Oliver kept her personal life closely under wraps, but wrote of her long-term partner Molly Malone Cook, a photographer who became Oliver’s literary agent, in her poetry.
The pair met in the late 1950s and remained together until Cook’s death in 2005.
Mary Oliver’s memorable quotes
“I took one look and fell, hook and tumble.” Oliver on her relationship with Cook, in the collection Our World.
“When it’s over, I want to say: All my life / I was a bride married to amazement. I was the bridegroom, taking the world into my arms.” When Death Comes.
“Tell me, what else should I have done?
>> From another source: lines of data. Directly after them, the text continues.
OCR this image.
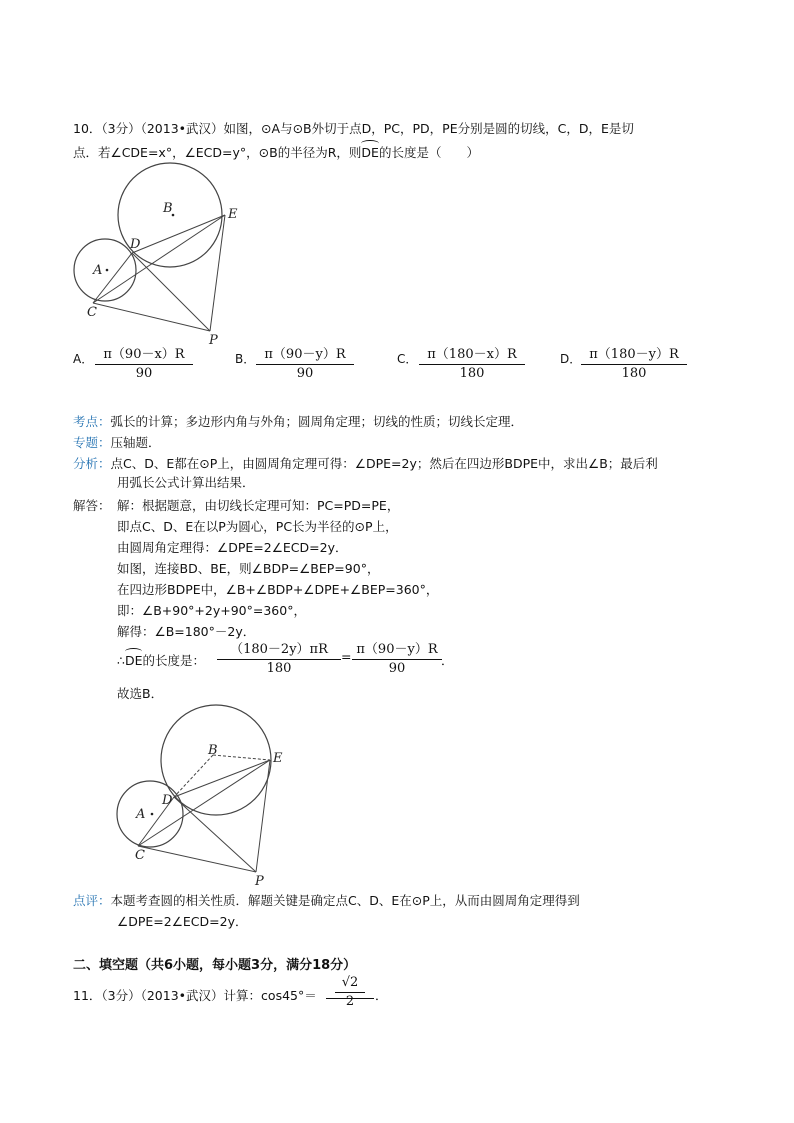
10．（3分）（2013•武汉）如图，⊙A与⊙B外切于点D，PC，PD，PE分别是圆的切线，C，D，E是切
点．若∠CDE=x°，∠ECD=y°，⊙B的半径为R，则DE的长度是（　　）
B
A
D
E
C
P
A． π（90－x）R
90
B． π（90－y）R
90
C． π（180－x）R
180
D． π（180－y）R
180
考点：弧长的计算；多边形内角与外角；圆周角定理；切线的性质；切线长定理．
专题：压轴题．
分析：点C、D、E都在⊙P上，由圆周角定理可得：∠DPE=2y；然后在四边形BDPE中，求出∠B；最后利
用弧长公式计算出结果．
解答： 解：根据题意，由切线长定理可知：PC=PD=PE，
即点C、D、E在以P为圆心，PC长为半径的⊙P上，
由圆周角定理得：∠DPE=2∠ECD=2y．
如图，连接BD、BE，则∠BDP=∠BEP=90°，
在四边形BDPE中，∠B+∠BDP+∠DPE+∠BEP=360°，
即：∠B+90°+2y+90°=360°，
解得：∠B=180°－2y．
∴DE的长度是：
（180－2y）πR
180
= π（90－y）R
90
．
故选B．
B
A
D
E
C
P
点评：本题考查圆的相关性质．解题关键是确定点C、D、E在⊙P上，从而由圆周角定理得到
∠DPE=2∠ECD=2y．
二、填空题（共6小题，每小题3分，满分18分）
11．（3分）（2013•武汉）计算：cos45°＝
√2
2	．
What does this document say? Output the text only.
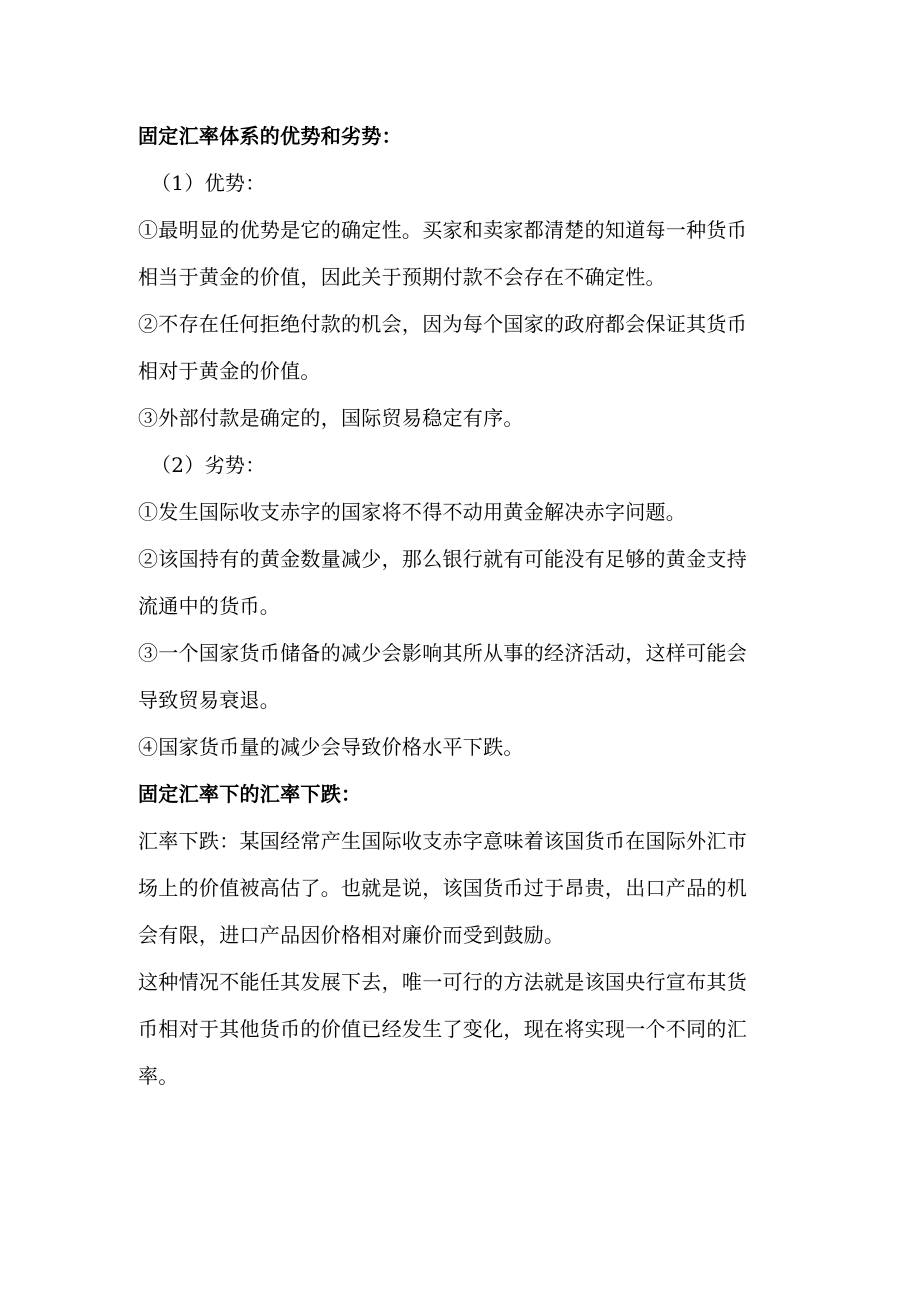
固定汇率体系的优势和劣势：
（1）优势：
①最明显的优势是它的确定性。买家和卖家都清楚的知道每一种货币
相当于黄金的价值，因此关于预期付款不会存在不确定性。
②不存在任何拒绝付款的机会，因为每个国家的政府都会保证其货币
相对于黄金的价值。
③外部付款是确定的，国际贸易稳定有序。
（2）劣势：
①发生国际收支赤字的国家将不得不动用黄金解决赤字问题。
②该国持有的黄金数量减少，那么银行就有可能没有足够的黄金支持
流通中的货币。
③一个国家货币储备的减少会影响其所从事的经济活动，这样可能会
导致贸易衰退。
④国家货币量的减少会导致价格水平下跌。
固定汇率下的汇率下跌：
汇率下跌：某国经常产生国际收支赤字意味着该国货币在国际外汇市
场上的价值被高估了。也就是说，该国货币过于昂贵，出口产品的机
会有限，进口产品因价格相对廉价而受到鼓励。
这种情况不能任其发展下去，唯一可行的方法就是该国央行宣布其货
币相对于其他货币的价值已经发生了变化，现在将实现一个不同的汇
率。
Doesn’t everything die at last, and too soon? Tell me, what is it you plan to do with your one wild and precious life?” The Summer Day.
“You do not have to be good. You do not have to walk on your knees. For a hundred miles through the desert, repenting. You only have to let the soft animal of your body love what it loves.” Wild Geese.
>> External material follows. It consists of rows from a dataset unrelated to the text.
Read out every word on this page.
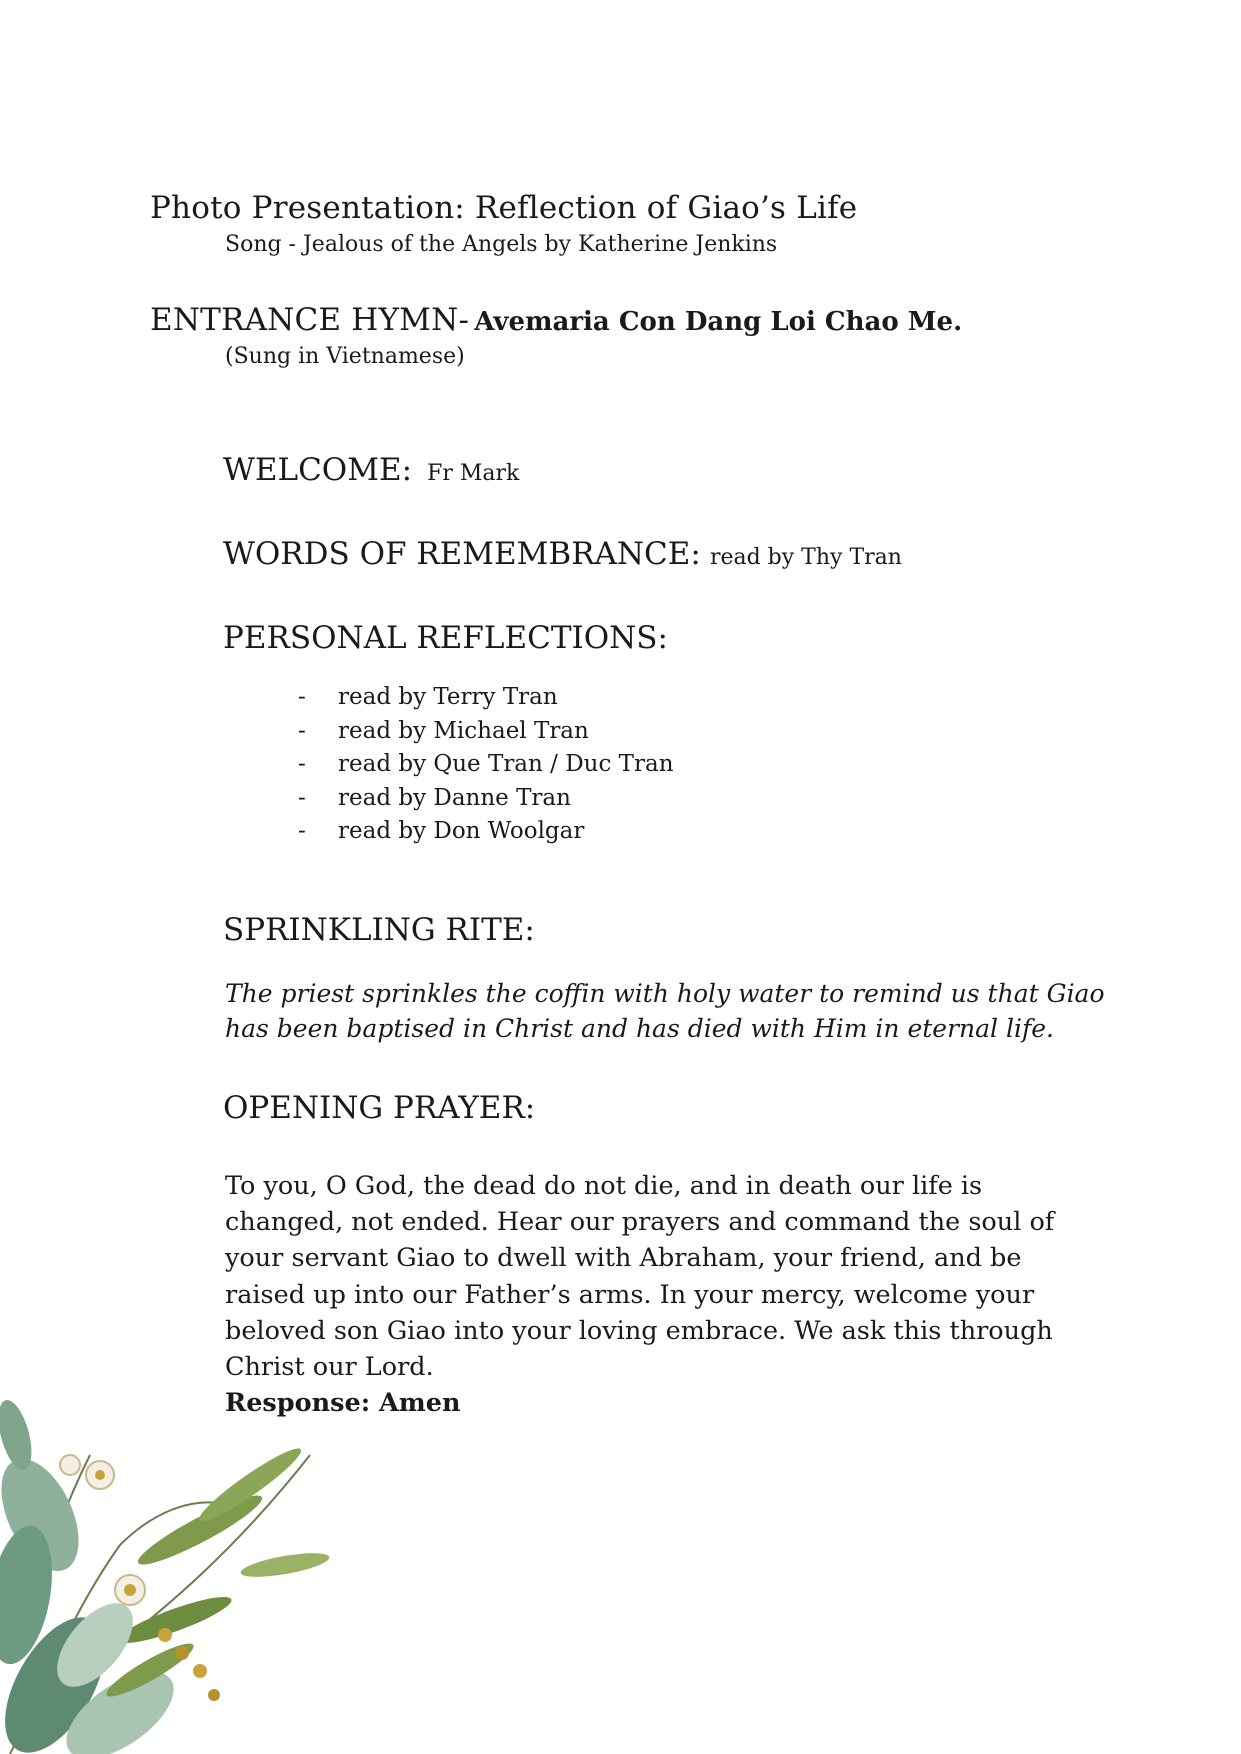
Photo Presentation: Reflection of Giao’s Life
Song - Jealous of the Angels by Katherine Jenkins
ENTRANCE HYMN- Avemaria Con Dang Loi Chao Me.
(Sung in Vietnamese)
WELCOME: Fr Mark
WORDS OF REMEMBRANCE: read by Thy Tran
PERSONAL REFLECTIONS:
- read by Terry Tran
- read by Michael Tran
- read by Que Tran / Duc Tran
- read by Danne Tran
- read by Don Woolgar
SPRINKLING RITE:

The priest sprinkles the coffin with holy water to remind us that Giao has been baptised in Christ and has died with Him in eternal life.

OPENING PRAYER:

To you, O God, the dead do not die, and in death our life is
changed, not ended. Hear our prayers and command the soul of
your servant Giao to dwell with Abraham, your friend, and be
raised up into our Father’s arms. In your mercy, welcome your
beloved son Giao into your loving embrace. We ask this through
Christ our Lord.

Response: Amen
“Listen, are you breathing just a little, and calling it a life?” Have You Ever Tried To Enter The Long Black Branches?
“I want to think again of dangerous and noble things. I want to be light and frolicsome. I want to be improbable beautiful and afraid of nothing, as though I had wings.” Starlings In Winter.
“In my outward appearance and life habits I hardly change there’s never been a day that my friends haven’t been able to say, and at a distance, ‘There’s Oliver, still standing around in the weeds. There she is, still scribbling in her notebook. But, at the center: I am shaking; I am flashing like tinsel.” Long Life.
But little by little,/ as you left their voices behind,/ the stars began to burn/ through the sheets of clouds,/ and there was a new voice/ which you slowly/ recognised as your own,/ that kept you company/ as you strode deeper and deeper/ into the world,/ determined to do/ the only thing you could do –/ determined to save/ the only life you could save.” The Journey.
“I don’t want to end up simply having visited this world.” Consequences.
“Love yourself. Then forget it. Then, love the world.” To Begin With, The Sweet Grass.